I’ll ride the wave / Where it takes me

Sto dimenticando l’altro posto ancora prima di avere iniziato davvero a imparare questo. Me ne sono accorta quando lei mi ha chiesto: hai presente? E io ho chiuso gli occhi, ho immaginato la strada così come la ricordo, ma nel punto in cui avrebbe dovuto esserci la cosa che, secondo lei, avrei dovuto avere presente, non c’era niente. Era sfuocato, o molto illuminato.
In questi casi taglio corto, rispondo: sì, ho presente, con entusiasmo, come se vedessi il luogo con chiarezza, come se non me ne fossi mai andata.
Anche qui capita spesso che qualcuno mi chieda: hai presente? Come se fosse la cosa più normale del mondo. Come se fossi qui da sempre. Come se, insieme al certificato di cambio di residenza ti assegnassero il medico di base e la mappa mentale di tutti i posti com’erano e di tutti i posti come sono, dei sensi unici e delle rotonde. Rispondo di sì perché quando rispondo di no mi guardano come se mi mancasse qualcosa – come se mi fosse sparito il naso dalla faccia, per esempio; però ho paura che indaghino la mia risposta affermativa facendo altre domande, che cerchino di trarmi in inganno per svelare il mio, di inganno.
I posti cambiano così velocemente. Io non imparo mai i nomi delle strade, mi appunto solo dei punti di riferimento. So che devo arrivare fino al tale distributore di benzina e poi girare a destra. So che devo fare il giro della piazza e infilarmi nella strada – all’angolo c’è una gelateria.

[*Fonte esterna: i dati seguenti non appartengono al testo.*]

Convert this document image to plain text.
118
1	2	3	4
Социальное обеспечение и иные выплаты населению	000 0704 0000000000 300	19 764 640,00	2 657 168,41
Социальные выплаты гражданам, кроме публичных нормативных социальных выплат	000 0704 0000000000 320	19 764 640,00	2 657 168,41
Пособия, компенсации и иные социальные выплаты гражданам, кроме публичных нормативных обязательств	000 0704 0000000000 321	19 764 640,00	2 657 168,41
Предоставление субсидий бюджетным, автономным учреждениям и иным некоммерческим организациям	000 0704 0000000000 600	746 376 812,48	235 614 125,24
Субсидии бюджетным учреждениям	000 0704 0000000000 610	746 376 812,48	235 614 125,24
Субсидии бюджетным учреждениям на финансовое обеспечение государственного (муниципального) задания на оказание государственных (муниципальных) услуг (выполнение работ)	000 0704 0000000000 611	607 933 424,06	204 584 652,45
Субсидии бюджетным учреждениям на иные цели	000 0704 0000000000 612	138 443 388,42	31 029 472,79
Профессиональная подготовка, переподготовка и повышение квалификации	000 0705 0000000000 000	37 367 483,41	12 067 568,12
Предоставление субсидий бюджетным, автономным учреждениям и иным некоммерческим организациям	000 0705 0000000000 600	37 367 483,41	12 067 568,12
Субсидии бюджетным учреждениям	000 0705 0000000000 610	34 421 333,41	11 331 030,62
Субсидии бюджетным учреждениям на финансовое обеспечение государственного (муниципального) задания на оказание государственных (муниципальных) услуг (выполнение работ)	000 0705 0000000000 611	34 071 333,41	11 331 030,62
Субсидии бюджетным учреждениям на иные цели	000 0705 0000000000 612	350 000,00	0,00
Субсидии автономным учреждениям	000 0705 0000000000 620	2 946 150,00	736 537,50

I posti cambiano così velocemente da farmi perdere ogni punto di riferimento. Ogni volta che torno in quell’altra città, per esempio, riesco a muovermi solo lungo la strada che dalla stazione porta al centro, ma poi devo fare attenzione per ricordarmi la traversa giusta per arrivare alla piazza dalla quale parte la salita che porta a quell’altra, di piazza.
Sembro muovermi con disinvoltura ovunque – e in un certo senso è così; ho dovuto imparare talmente tante mappe diverse da essere diventata veloce a dare l’impressione – a me stessa, agli altri – di sapere sempre esattamente dove mi trovo. Ovunque mi chiedono indicazioni. Io, le persone a cui chiedere indicazioni, le cerco osservando il modo in cui si muovono, senza davvero guardare dove stiano andando: non ne hanno bisogno. Mi chiede se quelli che chiedono indicazioni a me lo facciano per una questione di vicinanza, per la casualità che mi porta a passare nel posto giusto al momento giusto, per la mia aria inoffensiva. Ho tutta una serie di accenti ai quali attingere per dirmi straniera.
Adesso che conoscete la mia faccia, non fermate me: non so mai dove mi trovo e non so dove potrei mandarvi – scegliete di seguirmi, se volete approfittare di quella specie di bussola che mi spinge verso le persone da incontrare, se sono le stesse che volete incontrare anche voi; non ho presente – sono presente, ancora per poco. Approfittatene.